Saturday, July 9, 2016

Read in 2016: Non-Fiction books

Thank you for the kind welcome back comments in the end of the last post, friends! It's good to see you guys still around. 

So, to ease back into the swing of things, here are five out of 12 books I've read this year - non-fiction. I never used to be a big non-fiction reader, but this has changed vastly in the past few years' time, largely thanks to the other book bloggers. Looking at this selection of books, I realise there is nothing random here. Once I stopped eating meat, my focus also shifted to the other areas of human consumption, and I sought out some reads that seemed interesting.

Look at all the tasty non-fiction :)
Into the Wild, Jon Krakauer - 4/5
I had been planning to read some Krakauer for a long time, but didn't actually get to it until last year after seeing the movie Everest, in which Krakauer is one of the characters and which depicts the same events as Krakauer in his book Into Thin Air (which I inhaled right after I watched the movie - pun intended). So I bought two more of his books, this one and Eiger Dreams, the latter is a selection of essays about mountain climbing. 
Into the Wild was not a new story for me, as I had seen the movie a long time ago. Still, the book was enjoyable and poses some very interesting questions/dilemmas about what it means to be an individual in a society.

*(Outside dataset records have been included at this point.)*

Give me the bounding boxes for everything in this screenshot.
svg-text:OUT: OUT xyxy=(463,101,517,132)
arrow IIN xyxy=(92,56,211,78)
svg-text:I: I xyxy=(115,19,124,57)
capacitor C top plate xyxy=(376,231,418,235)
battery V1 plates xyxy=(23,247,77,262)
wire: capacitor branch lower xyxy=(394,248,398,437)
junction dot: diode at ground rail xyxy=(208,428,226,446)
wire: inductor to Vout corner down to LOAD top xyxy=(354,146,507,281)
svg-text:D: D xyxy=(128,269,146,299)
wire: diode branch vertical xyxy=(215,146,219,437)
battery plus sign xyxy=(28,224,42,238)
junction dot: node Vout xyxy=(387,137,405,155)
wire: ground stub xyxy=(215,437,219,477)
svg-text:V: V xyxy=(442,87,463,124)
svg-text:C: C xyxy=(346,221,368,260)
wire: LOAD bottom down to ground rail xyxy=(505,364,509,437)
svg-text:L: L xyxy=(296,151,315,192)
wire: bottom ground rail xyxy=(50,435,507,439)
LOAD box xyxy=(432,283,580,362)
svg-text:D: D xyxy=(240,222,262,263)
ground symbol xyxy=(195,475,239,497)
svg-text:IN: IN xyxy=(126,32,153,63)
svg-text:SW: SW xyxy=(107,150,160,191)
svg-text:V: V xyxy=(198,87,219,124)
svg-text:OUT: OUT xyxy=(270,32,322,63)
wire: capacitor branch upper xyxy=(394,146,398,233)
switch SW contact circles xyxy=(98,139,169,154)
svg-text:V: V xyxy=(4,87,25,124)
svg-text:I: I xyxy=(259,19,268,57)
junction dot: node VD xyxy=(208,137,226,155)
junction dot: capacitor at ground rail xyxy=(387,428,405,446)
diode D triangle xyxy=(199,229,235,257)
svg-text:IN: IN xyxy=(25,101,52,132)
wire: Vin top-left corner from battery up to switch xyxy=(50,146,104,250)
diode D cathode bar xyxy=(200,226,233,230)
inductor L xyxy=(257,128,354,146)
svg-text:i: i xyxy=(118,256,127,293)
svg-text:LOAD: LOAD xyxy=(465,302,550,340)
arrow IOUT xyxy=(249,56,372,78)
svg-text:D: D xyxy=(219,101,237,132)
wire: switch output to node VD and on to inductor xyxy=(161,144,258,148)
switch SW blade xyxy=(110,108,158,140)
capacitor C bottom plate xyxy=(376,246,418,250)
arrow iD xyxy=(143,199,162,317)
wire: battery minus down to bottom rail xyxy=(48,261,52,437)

Overdressed: The Shockingly High Cost of Cheap Fashion, Elizabeth L. Cline - 3/5
Much like the recent documentary made on the same topic, The True Cost, Overdressed offers a look into where our clothes really come from, how the cycle of a year in fashion has changed, and the catastrophic consequences it has had. Even without learning about this topic I never felt comfortable buying a nearly-for-free piece of clothing from H&M or some other fast fashion chain - not because I'm a snob but because I realised this price has to be paid by someone. Overdressed and The True Cost introduce you to the people who pay for many people's overconsumption tendencies. (For example, the 2013 Rana Plaza collapse.)

No More Dirty Looks, Siobhan O'Connor, Alexandra Spunt - 3/5
The better part of the last year I was struggling with an allergic flare, mostly on my face (fun times!) It was a face wash triggered allergy, which is what led me to read this book about the very dirty beauty industry. Some parts feel a bit dated by now (first published in 2010), but nevertheless it is a good introduction to the topic. I've since bought a few more books on this.

Fast Food Nation, Eric Schlosser - 5/5
The Best Book so far this year. It had been sitting on my shelf for at least a year until I decided to pick it up. This book is so thorough and so well researched. I usually do not add anything on the Goodreads once I finish the book (aside from the rating), but this I wrote after finishing Fast Food Nation:

Don't expect this to be anything like Super Size Me. This is a very serious, a very matter-of-fact, a very well researched book. More depressing than American Psycho, In the Miso Soup & Requiem for a Dream combined.

   Swallow This, Joanna Blythman - 3/5
... and continuing with "where our food really comes from". Sufficient to say it's also pretty eye-opening, somewhere in the middle I had the thought that soon I will not dare to eat anything... Good thing - it has completely cured me from the bad habit of getting some pre-processed foods from the store, ever. Cos it's not food, really. And I don't want to eat no-food.

4 comments:

  1. I generally read fiction (and young adult fiction, at that), but I've been trying to get into nonfiction. A lot of nonfiction books that people point out to me just don't interest me at all, so I would end up never finishing them and in a reading slump. However, I think biographies might be my middle ground, so I think I'm going to give that a go!